Un voleur, mafieux et chef de gang, amateur de bonne chère, (Michael Gabon) crée un restaurant avec un chef fameux (interprété par Richard Bohringer). Il s’y goinfre chaque soir avec sa bande, en compagnie de sa femme qui ne supporte plus sa vulgarité. Le voleur est particulièrement odieux avec elle. Sans broncher elle subit ses diktats mais finit par le tromper avec un client régulier, libraire, aimable, raffiné. Bien plus complexe qu’un simple vaudeville, Le Cuisinier, le Voleur sa Femme et son Amant est basé sur une idée simple, le cannibalisme. Le film exploite la thématique dans toutes les directions inimaginables, il ne se limite pas au simple fait de manger de la chair humaine mais débouche sur quelque chose de plus vaste : lorsqu’on a finit de dévorer tout ce qu’il y a à manger dans le monde, il ne reste plus qu’à s’entre dévorer…

Greenaway, en adepte du ténébrisme s’inspire beaucoup de la peinture en clair-obscur du Caravage pour l’éclairage du restaurant et des sept couleurs définies par Isaac Newton dans sa théorie de l’optique.
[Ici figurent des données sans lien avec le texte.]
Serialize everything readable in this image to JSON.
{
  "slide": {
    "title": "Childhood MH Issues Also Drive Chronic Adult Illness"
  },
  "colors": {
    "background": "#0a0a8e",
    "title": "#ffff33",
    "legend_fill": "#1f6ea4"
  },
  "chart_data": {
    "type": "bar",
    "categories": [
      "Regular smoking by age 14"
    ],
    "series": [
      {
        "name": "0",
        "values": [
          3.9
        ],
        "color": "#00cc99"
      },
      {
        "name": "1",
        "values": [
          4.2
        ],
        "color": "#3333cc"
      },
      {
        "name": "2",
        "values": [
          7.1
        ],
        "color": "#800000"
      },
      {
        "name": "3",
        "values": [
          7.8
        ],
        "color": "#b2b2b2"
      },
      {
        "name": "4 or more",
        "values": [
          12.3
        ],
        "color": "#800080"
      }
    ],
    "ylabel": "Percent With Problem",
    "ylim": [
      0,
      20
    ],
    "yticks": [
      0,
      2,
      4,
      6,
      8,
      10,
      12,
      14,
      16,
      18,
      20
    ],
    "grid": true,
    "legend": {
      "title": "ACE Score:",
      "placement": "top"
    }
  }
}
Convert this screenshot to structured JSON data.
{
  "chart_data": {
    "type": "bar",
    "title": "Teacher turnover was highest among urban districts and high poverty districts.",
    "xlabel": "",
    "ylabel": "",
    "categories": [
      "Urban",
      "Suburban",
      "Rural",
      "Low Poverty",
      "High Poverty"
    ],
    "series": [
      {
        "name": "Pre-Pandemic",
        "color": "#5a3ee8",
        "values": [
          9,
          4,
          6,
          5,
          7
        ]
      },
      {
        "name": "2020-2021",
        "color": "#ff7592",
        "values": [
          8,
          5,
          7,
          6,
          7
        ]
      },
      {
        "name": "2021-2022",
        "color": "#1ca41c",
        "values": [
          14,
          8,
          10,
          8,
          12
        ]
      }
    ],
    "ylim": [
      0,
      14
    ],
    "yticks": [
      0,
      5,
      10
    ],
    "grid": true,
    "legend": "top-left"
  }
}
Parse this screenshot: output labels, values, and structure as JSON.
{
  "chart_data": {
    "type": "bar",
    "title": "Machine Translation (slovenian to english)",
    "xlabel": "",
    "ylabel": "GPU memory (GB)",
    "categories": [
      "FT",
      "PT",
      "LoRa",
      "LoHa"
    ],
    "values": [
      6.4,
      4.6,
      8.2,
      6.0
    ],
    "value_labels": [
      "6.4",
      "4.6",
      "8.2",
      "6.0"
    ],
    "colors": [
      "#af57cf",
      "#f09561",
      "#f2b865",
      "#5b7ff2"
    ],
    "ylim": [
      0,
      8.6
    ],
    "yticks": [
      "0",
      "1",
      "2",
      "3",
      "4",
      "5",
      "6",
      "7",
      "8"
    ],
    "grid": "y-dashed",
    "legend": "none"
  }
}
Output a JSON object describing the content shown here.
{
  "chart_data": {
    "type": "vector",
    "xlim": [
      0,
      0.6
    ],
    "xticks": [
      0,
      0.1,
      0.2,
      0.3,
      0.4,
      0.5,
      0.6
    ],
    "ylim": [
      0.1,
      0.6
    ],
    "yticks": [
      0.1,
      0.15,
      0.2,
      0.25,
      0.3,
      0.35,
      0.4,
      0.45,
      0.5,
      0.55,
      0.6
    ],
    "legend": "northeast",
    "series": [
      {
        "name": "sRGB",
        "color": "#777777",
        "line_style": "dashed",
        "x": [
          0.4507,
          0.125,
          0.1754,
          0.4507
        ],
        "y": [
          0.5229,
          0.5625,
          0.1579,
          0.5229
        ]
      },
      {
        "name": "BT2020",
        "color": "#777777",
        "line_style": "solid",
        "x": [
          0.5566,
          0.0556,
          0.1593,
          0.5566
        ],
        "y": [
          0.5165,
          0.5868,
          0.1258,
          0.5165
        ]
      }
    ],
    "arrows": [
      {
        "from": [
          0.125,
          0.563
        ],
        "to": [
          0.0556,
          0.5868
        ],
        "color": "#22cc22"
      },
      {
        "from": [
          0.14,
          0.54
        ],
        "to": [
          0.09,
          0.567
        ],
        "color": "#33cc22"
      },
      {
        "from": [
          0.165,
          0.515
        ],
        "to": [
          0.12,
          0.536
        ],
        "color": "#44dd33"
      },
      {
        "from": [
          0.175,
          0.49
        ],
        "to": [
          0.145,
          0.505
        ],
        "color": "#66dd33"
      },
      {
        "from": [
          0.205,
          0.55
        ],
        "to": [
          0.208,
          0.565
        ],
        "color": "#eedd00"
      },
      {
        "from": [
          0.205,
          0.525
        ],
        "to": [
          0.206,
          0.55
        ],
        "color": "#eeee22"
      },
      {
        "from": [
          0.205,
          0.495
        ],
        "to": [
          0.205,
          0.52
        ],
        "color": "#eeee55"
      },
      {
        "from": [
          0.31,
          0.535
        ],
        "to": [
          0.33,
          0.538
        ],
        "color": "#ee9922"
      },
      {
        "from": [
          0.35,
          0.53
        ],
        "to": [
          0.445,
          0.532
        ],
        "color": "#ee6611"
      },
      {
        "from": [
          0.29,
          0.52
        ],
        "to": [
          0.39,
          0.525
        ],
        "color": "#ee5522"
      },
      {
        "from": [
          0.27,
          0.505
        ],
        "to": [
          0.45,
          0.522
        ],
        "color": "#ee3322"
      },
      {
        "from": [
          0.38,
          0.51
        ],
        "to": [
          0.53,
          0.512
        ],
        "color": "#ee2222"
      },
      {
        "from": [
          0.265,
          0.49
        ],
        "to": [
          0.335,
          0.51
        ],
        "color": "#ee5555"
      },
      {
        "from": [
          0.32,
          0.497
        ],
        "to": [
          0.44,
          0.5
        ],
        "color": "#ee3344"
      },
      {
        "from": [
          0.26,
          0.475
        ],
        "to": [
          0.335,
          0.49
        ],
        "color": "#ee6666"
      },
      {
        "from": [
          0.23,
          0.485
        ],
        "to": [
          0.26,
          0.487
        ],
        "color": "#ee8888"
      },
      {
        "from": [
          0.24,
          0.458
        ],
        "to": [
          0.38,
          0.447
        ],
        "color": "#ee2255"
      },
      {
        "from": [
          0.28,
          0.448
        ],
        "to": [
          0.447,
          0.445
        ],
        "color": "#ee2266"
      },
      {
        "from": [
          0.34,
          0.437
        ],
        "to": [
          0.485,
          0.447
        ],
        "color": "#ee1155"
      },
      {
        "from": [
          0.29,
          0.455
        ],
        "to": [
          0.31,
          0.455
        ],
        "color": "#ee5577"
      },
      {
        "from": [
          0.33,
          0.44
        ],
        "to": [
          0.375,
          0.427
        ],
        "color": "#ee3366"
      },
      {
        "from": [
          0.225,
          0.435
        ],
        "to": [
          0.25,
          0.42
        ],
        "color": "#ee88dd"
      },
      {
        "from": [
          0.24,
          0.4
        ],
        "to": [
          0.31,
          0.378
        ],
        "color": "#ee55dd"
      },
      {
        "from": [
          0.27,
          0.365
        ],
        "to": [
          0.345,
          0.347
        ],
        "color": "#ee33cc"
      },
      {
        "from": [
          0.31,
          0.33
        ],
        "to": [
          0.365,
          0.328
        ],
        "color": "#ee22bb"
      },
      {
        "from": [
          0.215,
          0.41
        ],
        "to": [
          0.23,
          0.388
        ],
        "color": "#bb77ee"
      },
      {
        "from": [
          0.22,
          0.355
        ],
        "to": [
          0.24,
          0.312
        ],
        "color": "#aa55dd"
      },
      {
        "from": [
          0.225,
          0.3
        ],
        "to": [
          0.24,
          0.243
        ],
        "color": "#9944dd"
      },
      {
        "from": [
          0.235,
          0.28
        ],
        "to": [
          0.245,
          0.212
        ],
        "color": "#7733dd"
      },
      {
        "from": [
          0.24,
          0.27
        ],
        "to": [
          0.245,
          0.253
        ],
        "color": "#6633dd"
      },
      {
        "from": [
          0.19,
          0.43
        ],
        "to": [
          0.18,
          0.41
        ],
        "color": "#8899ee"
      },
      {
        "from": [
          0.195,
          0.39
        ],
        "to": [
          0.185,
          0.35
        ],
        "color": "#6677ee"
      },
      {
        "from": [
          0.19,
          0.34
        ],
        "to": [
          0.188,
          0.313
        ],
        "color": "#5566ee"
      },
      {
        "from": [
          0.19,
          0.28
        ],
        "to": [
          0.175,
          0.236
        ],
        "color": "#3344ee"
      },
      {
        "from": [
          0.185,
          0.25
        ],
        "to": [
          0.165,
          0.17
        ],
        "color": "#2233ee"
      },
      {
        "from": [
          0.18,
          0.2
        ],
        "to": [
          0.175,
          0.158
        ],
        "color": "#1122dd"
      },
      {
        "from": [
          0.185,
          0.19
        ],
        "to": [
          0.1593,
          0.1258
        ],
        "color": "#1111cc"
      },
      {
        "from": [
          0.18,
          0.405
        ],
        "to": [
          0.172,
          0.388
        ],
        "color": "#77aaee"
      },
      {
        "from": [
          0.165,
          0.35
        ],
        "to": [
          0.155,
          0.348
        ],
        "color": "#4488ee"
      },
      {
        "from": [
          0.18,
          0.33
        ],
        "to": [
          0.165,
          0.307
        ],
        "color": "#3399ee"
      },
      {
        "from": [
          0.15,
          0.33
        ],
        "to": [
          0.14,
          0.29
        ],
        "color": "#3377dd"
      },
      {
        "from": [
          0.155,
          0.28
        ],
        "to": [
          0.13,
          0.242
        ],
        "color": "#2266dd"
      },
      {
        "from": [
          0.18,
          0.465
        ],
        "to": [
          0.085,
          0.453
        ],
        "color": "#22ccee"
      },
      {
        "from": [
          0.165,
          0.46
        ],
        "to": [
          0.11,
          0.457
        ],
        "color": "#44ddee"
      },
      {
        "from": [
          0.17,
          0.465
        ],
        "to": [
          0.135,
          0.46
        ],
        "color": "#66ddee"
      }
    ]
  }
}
L’utilisation des couleurs, particulièrement importantes donne corps au contexte, au décor et à la structure du Cuisinier… Le bleu nuit du parking, la cuisine verte, le restaurant où prédomine le rouge, les toilettes d’une blancheur immaculée… 

Les décors du film sont filmés en longs travellings latéraux accompagnés par le glacial Memorial de Nyman, un morceau solennel dérivé de "l’air du Froid" du King Arthur d’Henry Purcell qui vient se rajouter à la liste des "musique funèbres" du compositeur. Cette musique correspond au cinquième mouvement du Memorial, un titre composé en 1985 qui rend hommage aux 39 citoyens italiens qui périrent au stade du Heysel à Bruxelles. 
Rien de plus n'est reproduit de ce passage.